During the 1980s, the Republicans began to distance themselves from environmental issues, and the same period gave us the rise of the think tank, politically motivated and privately funded to begin questioning science, scientists and those agencies that represented them.

 

Environmentalists and the environmental movement began to take fire from talk radio hosts like Rush Limbaugh, who mocked and derided them and their goals (as if the desire to breath clean air and drink clean water is something worth mocking). The apex came in 1995, when the new Speaker of the House, Newt Gingrich, helped eliminate the Office for Technology Assessment, a Congressional body that helped keep Congress apprised of new scientific developments and how they might intertwine themselves with society at large. As a result, the quality of experts testifying before Congress on scientific issues declined, reaching a low point when Oklahoma Sen. Jim Inhofe, who calls global warming the “greatest hoax” ever, brought before the Senate a science fiction author.

 

There are signs that this could be changing. Gingrich, who can be blamed for some of the state of science and the Republican Party today because of this, earlier this year said that liberals were right on global warming (of course they were . . . they were following the evidence) and called for a rise in green conservatism.
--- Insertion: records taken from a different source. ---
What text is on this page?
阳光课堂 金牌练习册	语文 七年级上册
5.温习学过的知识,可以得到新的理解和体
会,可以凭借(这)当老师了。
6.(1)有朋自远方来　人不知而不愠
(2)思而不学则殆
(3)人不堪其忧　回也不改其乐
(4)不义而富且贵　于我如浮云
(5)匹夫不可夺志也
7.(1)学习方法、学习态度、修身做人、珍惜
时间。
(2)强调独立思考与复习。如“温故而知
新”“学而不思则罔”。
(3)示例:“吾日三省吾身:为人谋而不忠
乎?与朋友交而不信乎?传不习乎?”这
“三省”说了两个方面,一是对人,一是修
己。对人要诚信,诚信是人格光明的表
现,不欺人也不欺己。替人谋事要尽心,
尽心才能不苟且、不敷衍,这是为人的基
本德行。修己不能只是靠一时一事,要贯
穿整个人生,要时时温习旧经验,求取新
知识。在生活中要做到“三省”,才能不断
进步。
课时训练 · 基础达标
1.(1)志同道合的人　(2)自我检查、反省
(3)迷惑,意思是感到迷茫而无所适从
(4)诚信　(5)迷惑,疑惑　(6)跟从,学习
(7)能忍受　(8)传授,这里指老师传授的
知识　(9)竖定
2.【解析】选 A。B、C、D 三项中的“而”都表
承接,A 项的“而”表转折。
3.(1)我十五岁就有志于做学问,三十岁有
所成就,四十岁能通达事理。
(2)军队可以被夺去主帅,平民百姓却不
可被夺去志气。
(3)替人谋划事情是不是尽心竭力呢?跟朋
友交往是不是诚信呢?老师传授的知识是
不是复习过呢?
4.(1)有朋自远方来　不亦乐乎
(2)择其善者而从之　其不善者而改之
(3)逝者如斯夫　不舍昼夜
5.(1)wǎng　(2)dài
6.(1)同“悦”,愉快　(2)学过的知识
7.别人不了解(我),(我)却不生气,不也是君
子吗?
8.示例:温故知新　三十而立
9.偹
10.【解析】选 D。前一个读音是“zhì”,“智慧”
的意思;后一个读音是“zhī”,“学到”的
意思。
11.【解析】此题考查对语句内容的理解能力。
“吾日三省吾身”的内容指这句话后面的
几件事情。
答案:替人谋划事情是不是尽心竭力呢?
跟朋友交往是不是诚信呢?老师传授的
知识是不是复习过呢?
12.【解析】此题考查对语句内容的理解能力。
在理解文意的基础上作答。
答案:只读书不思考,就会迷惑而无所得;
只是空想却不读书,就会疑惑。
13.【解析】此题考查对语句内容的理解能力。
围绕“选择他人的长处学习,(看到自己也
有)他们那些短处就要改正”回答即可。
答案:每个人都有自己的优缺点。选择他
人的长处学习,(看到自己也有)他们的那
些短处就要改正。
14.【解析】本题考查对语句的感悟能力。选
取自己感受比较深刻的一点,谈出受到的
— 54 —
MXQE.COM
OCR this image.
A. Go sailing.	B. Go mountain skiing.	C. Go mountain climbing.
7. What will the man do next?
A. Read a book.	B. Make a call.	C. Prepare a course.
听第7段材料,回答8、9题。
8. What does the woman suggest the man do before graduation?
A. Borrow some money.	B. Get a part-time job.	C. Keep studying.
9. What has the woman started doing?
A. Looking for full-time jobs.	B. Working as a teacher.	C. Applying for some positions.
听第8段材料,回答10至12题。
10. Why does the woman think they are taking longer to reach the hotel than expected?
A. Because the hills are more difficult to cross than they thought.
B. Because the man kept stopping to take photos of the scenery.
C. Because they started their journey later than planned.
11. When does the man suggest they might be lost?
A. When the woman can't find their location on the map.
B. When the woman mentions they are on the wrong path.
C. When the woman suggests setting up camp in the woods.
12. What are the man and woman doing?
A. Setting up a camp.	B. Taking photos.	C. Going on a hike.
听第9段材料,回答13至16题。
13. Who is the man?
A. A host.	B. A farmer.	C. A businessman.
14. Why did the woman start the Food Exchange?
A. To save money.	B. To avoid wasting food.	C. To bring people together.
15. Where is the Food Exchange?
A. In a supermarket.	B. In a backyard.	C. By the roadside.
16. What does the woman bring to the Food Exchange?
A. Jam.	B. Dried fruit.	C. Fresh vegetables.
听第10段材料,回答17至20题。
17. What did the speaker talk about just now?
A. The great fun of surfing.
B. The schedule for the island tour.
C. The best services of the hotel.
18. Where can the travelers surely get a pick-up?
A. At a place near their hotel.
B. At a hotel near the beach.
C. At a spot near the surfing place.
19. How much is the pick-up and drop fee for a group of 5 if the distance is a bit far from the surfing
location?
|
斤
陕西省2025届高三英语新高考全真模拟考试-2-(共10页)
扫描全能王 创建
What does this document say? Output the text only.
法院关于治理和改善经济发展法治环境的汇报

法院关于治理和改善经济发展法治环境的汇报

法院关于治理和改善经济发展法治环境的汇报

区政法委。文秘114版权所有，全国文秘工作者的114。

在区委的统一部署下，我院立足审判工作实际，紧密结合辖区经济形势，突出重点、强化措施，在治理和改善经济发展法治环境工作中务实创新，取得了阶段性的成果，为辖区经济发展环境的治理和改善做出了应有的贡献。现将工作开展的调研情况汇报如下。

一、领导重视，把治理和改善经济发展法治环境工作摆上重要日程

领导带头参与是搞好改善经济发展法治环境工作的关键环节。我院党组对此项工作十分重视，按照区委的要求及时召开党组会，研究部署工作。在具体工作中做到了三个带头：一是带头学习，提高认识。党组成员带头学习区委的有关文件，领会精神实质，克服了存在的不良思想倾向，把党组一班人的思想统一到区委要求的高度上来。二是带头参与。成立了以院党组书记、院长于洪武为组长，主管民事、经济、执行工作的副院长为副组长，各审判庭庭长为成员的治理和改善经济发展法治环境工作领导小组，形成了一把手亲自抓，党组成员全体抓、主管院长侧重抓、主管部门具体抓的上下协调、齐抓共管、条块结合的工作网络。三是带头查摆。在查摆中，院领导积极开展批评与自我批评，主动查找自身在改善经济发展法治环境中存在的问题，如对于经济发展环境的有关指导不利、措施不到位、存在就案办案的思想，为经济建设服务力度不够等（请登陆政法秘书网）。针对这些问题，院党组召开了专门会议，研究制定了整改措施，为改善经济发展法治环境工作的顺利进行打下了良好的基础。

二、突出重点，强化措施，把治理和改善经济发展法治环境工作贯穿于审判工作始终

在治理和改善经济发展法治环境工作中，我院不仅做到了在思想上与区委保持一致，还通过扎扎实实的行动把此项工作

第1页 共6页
Whether this was genuine is debatable. Gingrich’s record on this kind of stuff isn’t as bad as some of his colleagues, but rumors that he is eyeing a presidential run suggest that he could be trying to tap into what has been advertised as a new awareness of the environment.

 

What isn’t debatable is that, if leading Republicans continue to talk like Fred Thompson did earlier this year, they’ll solidify the GOP’s reputation that it has become a home to quacks and crackpots.